The Panel has received an application from Manipur Nominees Pty. Ltd., Shriar Consolidated Pty Ltd, Stanningfield Proprietary Limited and Gandur Superannuation No. 3 Pty Ltd in relation to the affairs of Pact Group Holdings Limited (ASX:PGH).  Pact Group is currently the subject of a takeover offer by Bennamon Industries Pty Ltd, a wholly owned subsidiary of Kin Group Pty Ltd.

Details of the application, as submitted by the applicants, are below.

A sitting Panel has not been appointed at this stage and no decision has been made whether to conduct proceedings.  The Panel makes no comment on the merits of the application.


On 13 September 2023, Kin Group announced its intention to make an off‑market takeover offer to acquire 100% of the ordinary securities in Pact Group and Bennamon lodged a Bidder’s Statement in relation to the bid.

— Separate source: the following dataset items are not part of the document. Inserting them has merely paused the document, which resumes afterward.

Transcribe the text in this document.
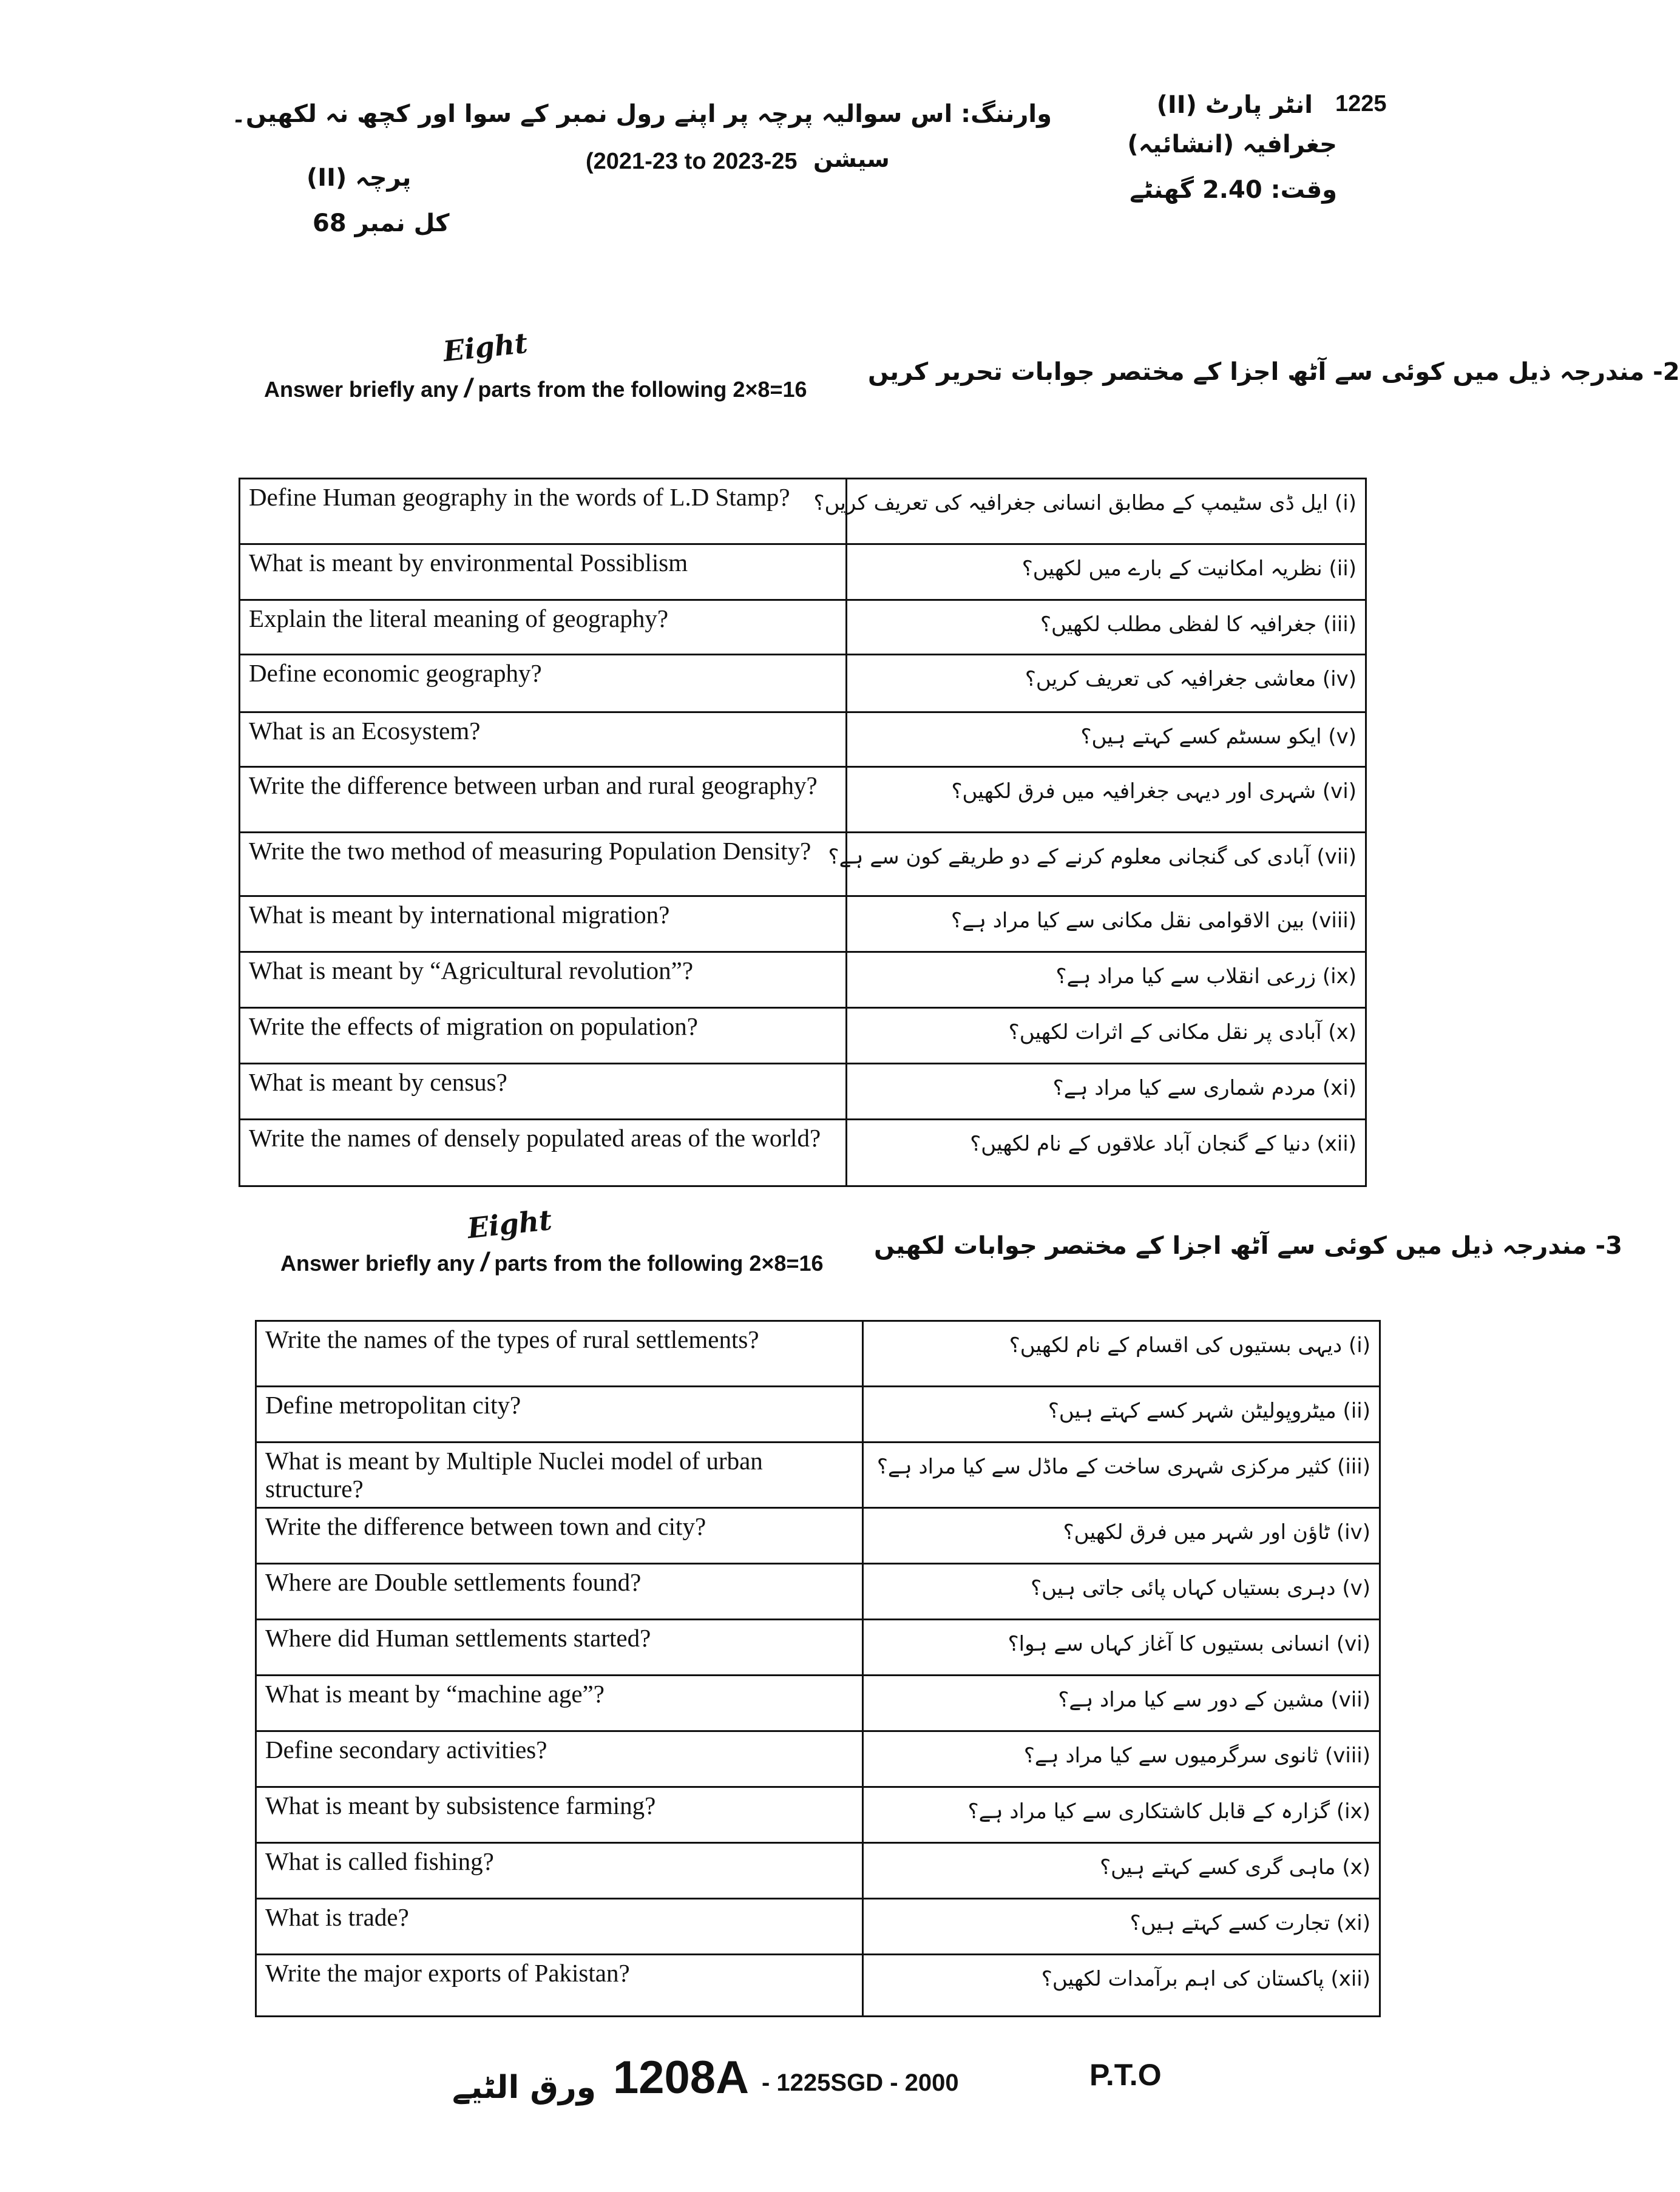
1225
انٹر پارٹ (II)
جغرافیہ (انشائیہ)
وقت: 2.40 گھنٹے
وارننگ: اس سوالیہ پرچہ پر اپنے رول نمبر کے سوا اور کچھ نہ لکھیں۔
سیشن
(2021-23 to 2023-25
پرچہ (II)
کل نمبر 68
Eight
Answer briefly any / parts from the following 2×8=16
2- مندرجہ ذیل میں کوئی سے آٹھ اجزا کے مختصر جوابات تحریر کریں
Define Human geography in the words of L.D Stamp?	(i) ایل ڈی سٹیمپ کے مطابق انسانی جغرافیہ کی تعریف کریں؟
What is meant by environmental Possiblism	(ii) نظریہ امکانیت کے بارے میں لکھیں؟
Explain the literal meaning of geography?	(iii) جغرافیہ کا لفظی مطلب لکھیں؟
Define economic geography?	(iv) معاشی جغرافیہ کی تعریف کریں؟
What is an Ecosystem?	(v) ایکو سسٹم کسے کہتے ہیں؟
Write the difference between urban and rural geography?	(vi) شہری اور دیہی جغرافیہ میں فرق لکھیں؟
Write the two method of measuring Population Density?	(vii) آبادی کی گنجانی معلوم کرنے کے دو طریقے کون سے ہے؟
What is meant by international migration?	(viii) بین الاقوامی نقل مکانی سے کیا مراد ہے؟
What is meant by “Agricultural revolution”?	(ix) زرعی انقلاب سے کیا مراد ہے؟
Write the effects of migration on population?	(x) آبادی پر نقل مکانی کے اثرات لکھیں؟
What is meant by census?	(xi) مردم شماری سے کیا مراد ہے؟
Write the names of densely populated areas of the world?	(xii) دنیا کے گنجان آباد علاقوں کے نام لکھیں؟
Eight
Answer briefly any / parts from the following 2×8=16
3- مندرجہ ذیل میں کوئی سے آٹھ اجزا کے مختصر جوابات لکھیں
Write the names of the types of rural settlements?	(i) دیہی بستیوں کی اقسام کے نام لکھیں؟
Define metropolitan city?	(ii) میٹروپولیٹن شہر کسے کہتے ہیں؟
What is meant by Multiple Nuclei model of urban structure?	(iii) کثیر مرکزی شہری ساخت کے ماڈل سے کیا مراد ہے؟
Write the difference between town and city?	(iv) ٹاؤن اور شہر میں فرق لکھیں؟
Where are Double settlements found?	(v) دہری بستیاں کہاں پائی جاتی ہیں؟
Where did Human settlements started?	(vi) انسانی بستیوں کا آغاز کہاں سے ہوا؟
What is meant by “machine age”?	(vii) مشین کے دور سے کیا مراد ہے؟
Define secondary activities?	(viii) ثانوی سرگرمیوں سے کیا مراد ہے؟
What is meant by subsistence farming?	(ix) گزارہ کے قابل کاشتکاری سے کیا مراد ہے؟
What is called fishing?	(x) ماہی گری کسے کہتے ہیں؟
What is trade?	(xi) تجارت کسے کہتے ہیں؟
Write the major exports of Pakistan?	(xii) پاکستان کی اہم برآمدات لکھیں؟
ورق الٹیے 1208A - 1225SGD - 2000	P.T.O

On 12 March 2024, Kin Group sent an email to certain shareholders who had not accepted the bid with the subject “KIN GROUP PLANS TO DELIST PACT GROUP”. The applicants claim this email was not sent to any of the applicants.

The applicants submit, among other things, that:

  • The 12 March 2024 email contained a number of misleading statements (by way of both commission and omission) and/or was confusing.
  • The misleading and/or confusing nature of the 12 March 2024 email has coerced and may coerce shareholders who would not have otherwise accepted the bid to accept.
  • As a result of the misleading and/or confusing nature of the 12 March 2024 email, the email constitutes a threat of an imminent delisting to coerce shareholders into disposing of their shares contrary to the purpose set out in section 602(a) of the Corporations Act 2001 (Cth).

The applicants also submit that a statement in relation to Kin Group’s intention to delist Pact appearing in Bennamon’s 9th Supplementary Bidder’s Statement is misleading or confusing.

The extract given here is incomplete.